16La version en alexandrins s’efforce au contraire de les distinguer dès leur naissance. S’ils sont physiquement de parfaits sosies, Amile est fils de comte, et vient au monde avec le signe d’une destinée royale que ne porte pas Ami, simple fils de sénéchal. Supérieur au plan social, Amile l’est aussi ailleurs. Son intérêt pour l’autre sexe et son aisance avec ses représentantes ont été signalés, et le contraste avec Ami est particulièrement souligné lors de l’épisode de la déclaration d’amour à Flore : les traits amoureux qui lui étaient occasionnellement attribués dans la chanson ancienne ont de toute évidence inspiré le remanieur, qui a sur ce point accentué le contraste, en s’attachant particulièrement à caractériser Amile dans ce registre, qu’il s’agisse de son amour partagé avec Sadoine, de son serment, après la mort de celle-ci, de ne jamais se remarier, intention renforcée quand il constate les déboires conjugaux d’Ami avec Lubias. La nuit avec Bélissent, qui sera néanmoins cause de son mariage par procuration, fait aussi l’objet d’une modification notable :
Quant en la chambre entra, du lit s’est approchie ;
Adont se desvety et s’est dedens glachie.
Quant Amille le sent, tout le sang luy fremie,
Lors a dit : « Qu’esse chy, doulce Vierge Marye ?
— Taisiés, dit Belissent, car c’est le vostre amie. »
... Quant Amilles l’entent, adont l’a embrachie,
Douchement l’acola, et puis sy l’a baisie.
Du sourplus je n’en sçay, poins n’est drois que le dye,
Mais je suppose assés que bien fu estricquie. (f° 68 v°)
17Et ce manège dure plusieurs nuits, au vu et au su de presque tout le monde, avant que le traître ne le dénonce, si bien que beaucoup seront surpris de sa défaite lors du duel judiciaire.
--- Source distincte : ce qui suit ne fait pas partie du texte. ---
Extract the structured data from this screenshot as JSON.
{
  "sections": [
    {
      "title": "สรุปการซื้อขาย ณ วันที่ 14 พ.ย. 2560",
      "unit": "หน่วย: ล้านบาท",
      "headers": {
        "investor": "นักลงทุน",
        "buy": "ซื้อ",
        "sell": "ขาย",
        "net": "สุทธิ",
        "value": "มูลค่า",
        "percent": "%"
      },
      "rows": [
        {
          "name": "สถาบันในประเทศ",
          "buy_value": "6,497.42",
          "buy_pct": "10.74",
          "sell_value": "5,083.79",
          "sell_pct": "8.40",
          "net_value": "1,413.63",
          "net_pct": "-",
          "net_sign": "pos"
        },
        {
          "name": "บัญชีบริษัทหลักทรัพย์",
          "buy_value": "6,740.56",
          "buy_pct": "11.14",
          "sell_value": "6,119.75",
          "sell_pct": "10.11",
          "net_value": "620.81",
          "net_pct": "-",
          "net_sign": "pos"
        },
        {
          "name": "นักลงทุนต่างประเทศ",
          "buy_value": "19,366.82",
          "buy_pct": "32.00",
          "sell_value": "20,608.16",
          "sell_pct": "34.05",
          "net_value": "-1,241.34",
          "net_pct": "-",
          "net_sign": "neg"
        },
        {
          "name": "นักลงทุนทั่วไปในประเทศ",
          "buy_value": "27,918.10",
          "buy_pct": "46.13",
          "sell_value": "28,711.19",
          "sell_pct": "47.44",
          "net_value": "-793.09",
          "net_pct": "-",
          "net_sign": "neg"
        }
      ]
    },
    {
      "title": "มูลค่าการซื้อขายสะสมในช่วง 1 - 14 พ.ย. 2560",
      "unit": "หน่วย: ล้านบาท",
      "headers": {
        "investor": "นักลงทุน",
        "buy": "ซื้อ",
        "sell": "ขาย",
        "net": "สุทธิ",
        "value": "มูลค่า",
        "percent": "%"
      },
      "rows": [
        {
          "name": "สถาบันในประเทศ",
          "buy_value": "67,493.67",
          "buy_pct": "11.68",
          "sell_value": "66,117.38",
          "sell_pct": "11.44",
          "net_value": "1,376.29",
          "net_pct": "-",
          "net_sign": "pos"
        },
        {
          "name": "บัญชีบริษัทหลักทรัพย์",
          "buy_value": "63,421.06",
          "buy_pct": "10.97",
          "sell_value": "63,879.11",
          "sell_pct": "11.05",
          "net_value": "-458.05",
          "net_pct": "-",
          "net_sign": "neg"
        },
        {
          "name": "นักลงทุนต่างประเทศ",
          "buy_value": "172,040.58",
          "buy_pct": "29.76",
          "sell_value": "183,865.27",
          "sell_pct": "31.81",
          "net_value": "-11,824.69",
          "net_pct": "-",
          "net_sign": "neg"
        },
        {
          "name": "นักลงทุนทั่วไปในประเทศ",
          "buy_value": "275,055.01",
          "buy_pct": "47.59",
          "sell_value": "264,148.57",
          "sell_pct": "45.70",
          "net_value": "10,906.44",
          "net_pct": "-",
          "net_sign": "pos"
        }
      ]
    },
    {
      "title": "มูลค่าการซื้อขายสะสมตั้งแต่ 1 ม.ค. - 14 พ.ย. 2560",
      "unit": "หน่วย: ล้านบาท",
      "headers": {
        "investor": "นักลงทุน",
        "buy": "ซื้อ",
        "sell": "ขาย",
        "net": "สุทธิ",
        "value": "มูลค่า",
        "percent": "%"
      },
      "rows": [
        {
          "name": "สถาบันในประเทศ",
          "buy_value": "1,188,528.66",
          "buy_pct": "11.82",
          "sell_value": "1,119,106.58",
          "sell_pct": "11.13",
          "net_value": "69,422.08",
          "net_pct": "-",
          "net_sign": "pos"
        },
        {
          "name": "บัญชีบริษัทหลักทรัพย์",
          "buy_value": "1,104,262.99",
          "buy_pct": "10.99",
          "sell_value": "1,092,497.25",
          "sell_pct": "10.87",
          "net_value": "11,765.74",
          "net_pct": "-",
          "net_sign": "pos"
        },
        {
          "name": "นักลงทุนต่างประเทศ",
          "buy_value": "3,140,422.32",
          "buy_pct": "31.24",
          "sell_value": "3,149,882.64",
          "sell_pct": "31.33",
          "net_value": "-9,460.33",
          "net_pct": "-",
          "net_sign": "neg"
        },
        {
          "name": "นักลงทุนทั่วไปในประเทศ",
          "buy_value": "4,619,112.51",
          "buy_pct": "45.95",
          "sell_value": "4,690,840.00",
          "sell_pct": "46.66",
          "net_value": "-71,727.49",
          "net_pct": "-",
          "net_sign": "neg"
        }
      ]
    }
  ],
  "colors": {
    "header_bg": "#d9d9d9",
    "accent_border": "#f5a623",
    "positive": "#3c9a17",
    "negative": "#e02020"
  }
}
18La supériorité d’Amile est encore d’ordre militaire, sa bravoure rejoignant souvent ses sentiments. À Constantinople, ses amours avec Sadoine sont dans un premier temps contrariées par l’impératrice, qui a aussi des vues sur lui, et qui enferme sa fille. Privé de la voir, Amile est frappé d’une maladie qui le retient au lit ; c’est au seul Ami qu’il appartient alors de mener les opérations contre les troupes païennes, lesquelles reprennent aussitôt le dessus, tuant trente mille défenseurs lors d’une sortie dont il revient lui-même blessé. La victoire ne peut être obtenue que lorsque, Sadoine une fois libérée, Amile se trouve guéri et reprend sa place au combat. Plus tard, quand Charlemagne se plaint de l’absence de Gombaut de Frise à sa cour plénière, c’est lui qui, pour l’amour de Bélissent, propose d’aller le chercher manu militari au grand dam des guerriers présents.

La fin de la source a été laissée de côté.